Both the 1973 and current versions of subsection (1) (e) are equally expansive. The 1973 statute covered “any other type of communication”, but it is now applicable to nearly all electronic communications.
Although we understand the feelings of those subject to unfounded or gratuitous insults, we don’t agree with the prosecution’s privacy argument. “The ability of government, consonant with the Constitution, to shut off discourse solely to protect others from hearing it is … dependent upon a showing that substantial privacy interests are being invaded in an essentially intolerable manner.” Even in Bolles,We concluded that the defendant sent highly troubling materials to homes. He is free to dispose of any mail he doesn’t want to get and can ensure that no more such mail is coming from him. Today’s technology allows for the simple swipe to block unwanted electronic communication or even delete it. It is an acceptable price for freedom speech.
My argument is that speech restrictions should be imposed. You can find more information here Particular individuals, such as by e mail or text messaging after someone has said “stop speaking to me”, are protected under the Constitution. There is no restriction on speech. More They are usually unconstitutional, save for real threats or libel. Many states courts have upheld harassment laws that only target speech to uninformed listeners.

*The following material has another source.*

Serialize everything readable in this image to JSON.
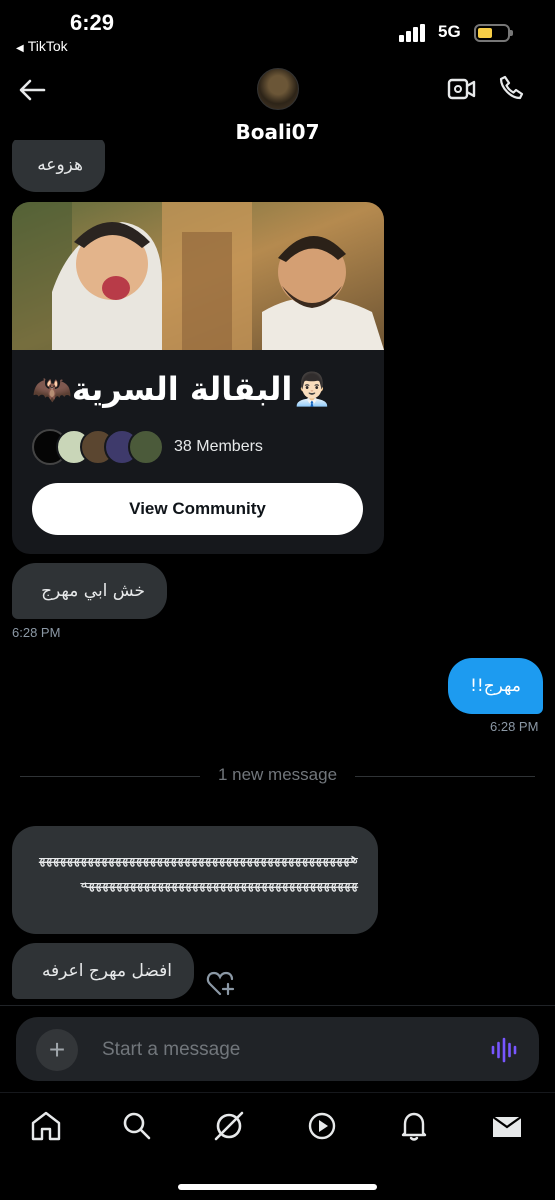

The Colorado Supreme Court ruled in favor of the law. It was either because it believed the law would allow speech to be made to the general public (such as those sent out by the mails). BollesIt believed that an intention “to annoy persistently or to create an unpleasant, hostile environment” was not sufficient to remove protection from unwelcome speech to persons. (3) Or that unwanted speech is completely protected to persons unless it’s within the First Amendment exception.